UPD: Got another player with this problem for tests. No magic like Membership helped. Relay server helped. Another point for ISP.

Also, it was not related to Byond version, player was unable to connect to the server on stable version too.
As far back as .1609 this still occurs. It has also gotten progressively worse over time, regardless of the BYOND version. Now the server will lock up within 24 hours (often less) and reject all connections. Our dyn.rsc is also tiny in comparison to most SS13 servers (128MB for reference, and likely only has maybe 2,000 files in it).

Also build 515.1627 isn't stable for us, it seems like. There was a hang within a few hours as of updating to it today, no errors to go off of, including the event viewer. So that has separate issues. We're still on 1627 but will then downgrade to 1620 if it hangs again. Was hoping the recent connection bug you fixed might solve this issue.
A hang can only be diagnosed by breaking in with a debugger and generating a mini-dump. It doesn't generate any event viewer info of use. I can't look into a hang without either a mini-dump or a way to consistently reproduce it.

For your connection issue I'll need to see what your server side says about the failing connections, which should be in your logs.
campbell, our lowest pop server (and also a linux server), gets this same thing. basic version (0x83) world/Topic connections also fail so our server toolkit (tgstation-server) detects this and restarts the server.

happens anywhere from 50 hours to 68 hours in. depending on things i don't have visibility into.
In response to Lummox JR
Lummox JR wrote:
A hang can only be diagnosed by breaking in with a debugger and generating a mini-dump. It doesn't generate any event viewer info of use. I can't look into a hang without either a mini-dump or a way to consistently reproduce it.

For your connection issue I'll need to see what your server side says about the failing connections, which should be in your logs.

You've been given all messages shown to us. Unfortunately it seems BYOND isn't generating any kind of message for what's causing the connection to be rejected in this case. We can only give you what we have, and if the engine isn't providing enough details then it's on you to make it do so.
I can add that when the server is in this state it'll also reject Topic() connections, including ?ping.
I don't know what I can add to detect the problem or spit out info when it occurs. Really it shouldn't be happening at all, so it's a complete mystery what I can include to improve debugging.
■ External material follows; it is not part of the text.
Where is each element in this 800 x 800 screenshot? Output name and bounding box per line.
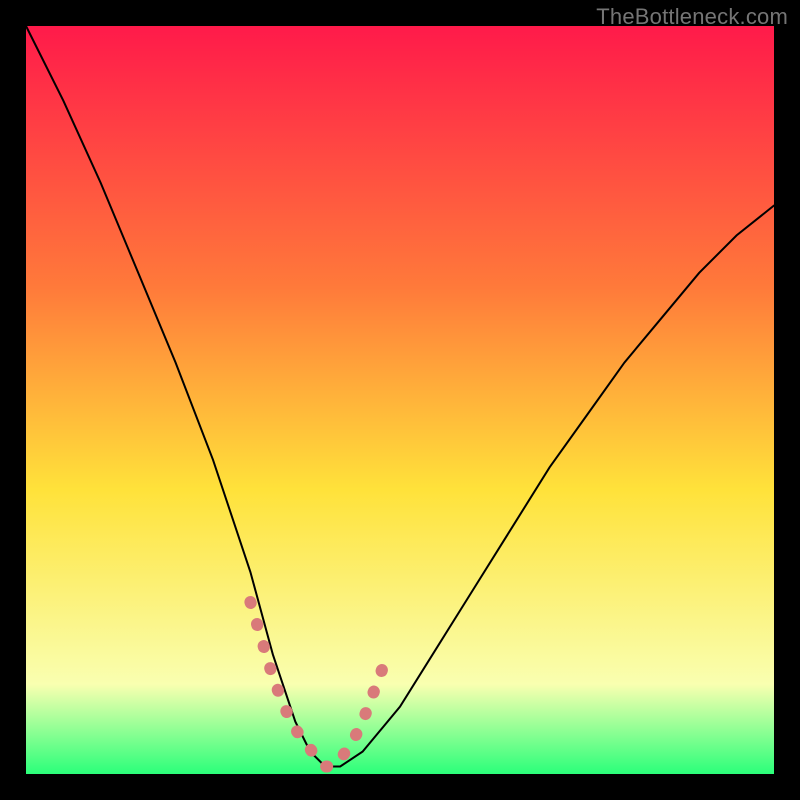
chart-stage: TheBottleneck.com: [0, 0, 800, 800]
watermark-text: TheBottleneck.com: [596, 4, 788, 30]
bottleneck-plot: [0, 0, 800, 800]
plot-background: [26, 26, 774, 774]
Nominally it seems like there should be some info about the rejection on the server end, unless it's being blocked at a lower level like sockets. But a lower-level issue wouldn't be consistent across OSes.
No hang or connectivity issues after roughly 24 hours of uptime on 1627, so that's an improvement compared to the prior week or so testing on past versions. Will see how long it goes.
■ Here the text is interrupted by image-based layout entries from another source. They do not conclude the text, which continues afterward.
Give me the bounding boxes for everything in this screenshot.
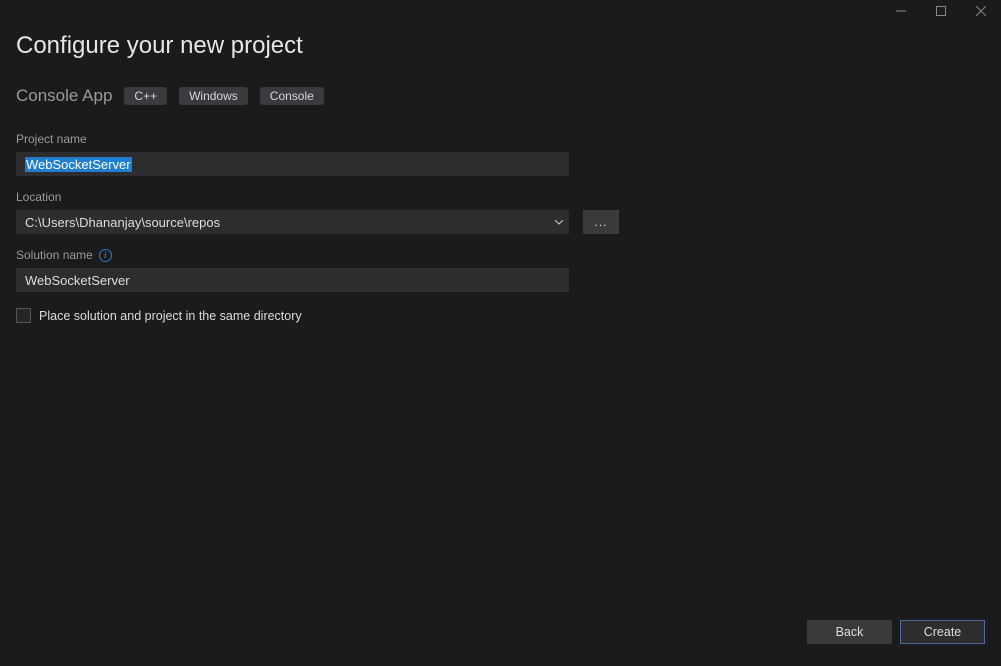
info-icon[interactable]: i — [99, 249, 112, 262]
template-name: Console App — [16, 86, 112, 106]
close-button[interactable] — [961, 0, 1001, 22]
maximize-icon — [936, 6, 946, 16]
window-titlebar — [0, 0, 1001, 22]
browse-button[interactable]: ... — [583, 210, 619, 234]
solution-name-label: Solution name — [16, 248, 93, 262]
tag-project-type: Console — [260, 87, 324, 105]
close-icon — [976, 6, 986, 16]
solution-name-input[interactable] — [16, 268, 569, 292]
minimize-icon — [896, 6, 906, 16]
minimize-button[interactable] — [881, 0, 921, 22]
back-button[interactable]: Back — [807, 620, 892, 644]
tag-language: C++ — [124, 87, 167, 105]
maximize-button[interactable] — [921, 0, 961, 22]
same-directory-checkbox[interactable] — [16, 308, 31, 323]
page-title: Configure your new project — [16, 32, 985, 60]
location-input[interactable] — [16, 210, 569, 234]
create-button[interactable]: Create — [900, 620, 985, 644]
location-label: Location — [16, 190, 985, 204]
project-name-value: WebSocketServer — [25, 157, 132, 172]
tag-platform: Windows — [179, 87, 248, 105]
project-name-label: Project name — [16, 132, 985, 146]
same-directory-label: Place solution and project in the same d… — [39, 309, 302, 323]
project-name-input[interactable]: WebSocketServer — [16, 152, 569, 176]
EDIT: 30 hours before we rebooted to update the game, so this was likely resolved with the recent connectivity fixes.
I'm not sure what connectivity fixes you're referring to. There's nothing in the last several releases related to connectivity, except a client-side fix which was unrelated to any of this.
As mentioned, the server was rejecting connections before 24 hours had passed recently (for the past two weeks or so, every day without fail). After updating to 1627 that didn't happen for the first time, so maybe something changed, or it was just a coincidence. Either way will see if it occurs again.
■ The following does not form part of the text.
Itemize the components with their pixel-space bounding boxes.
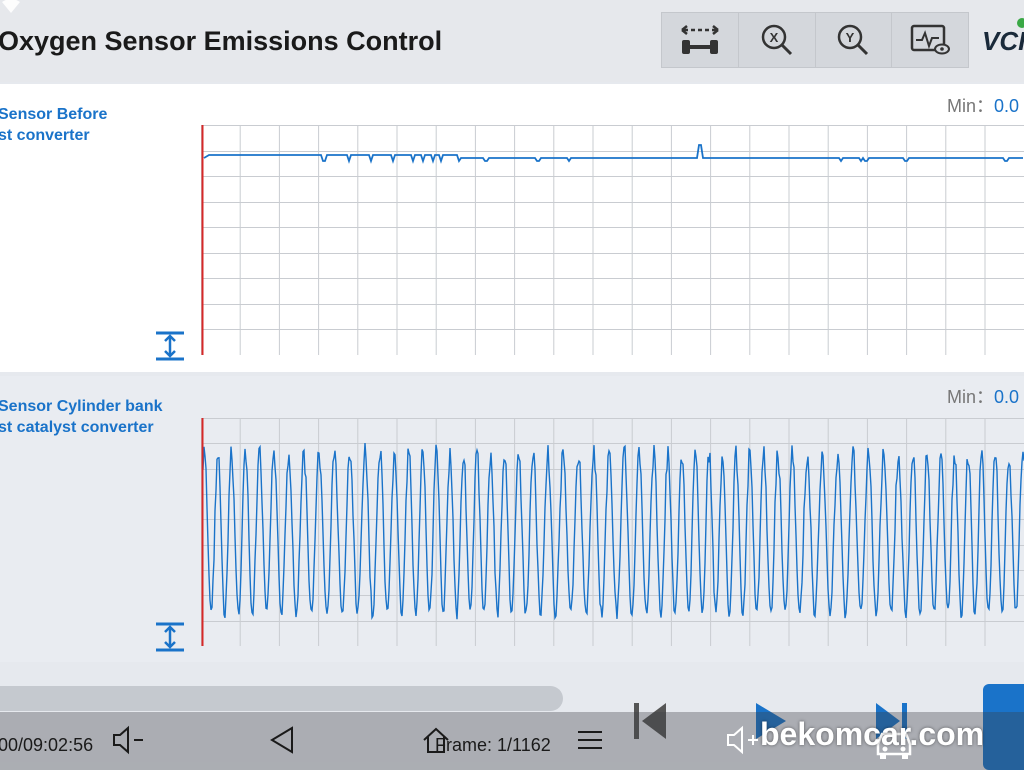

"For your connection issue I'll need to see what your server side says about the failing connections, which should be in your logs."
Where are these logs located? (Windows 11) If you meant the standard BYOND error logs then there's nothing
The logs I meant were ordinary world.log.

The change in 1627 was to prevent messages from being sent by the client during the initial handshake, which was really only relevant to reconnections, not to new connections. It wouldn't have any bearing on an issue where connections fail after a certain uptime.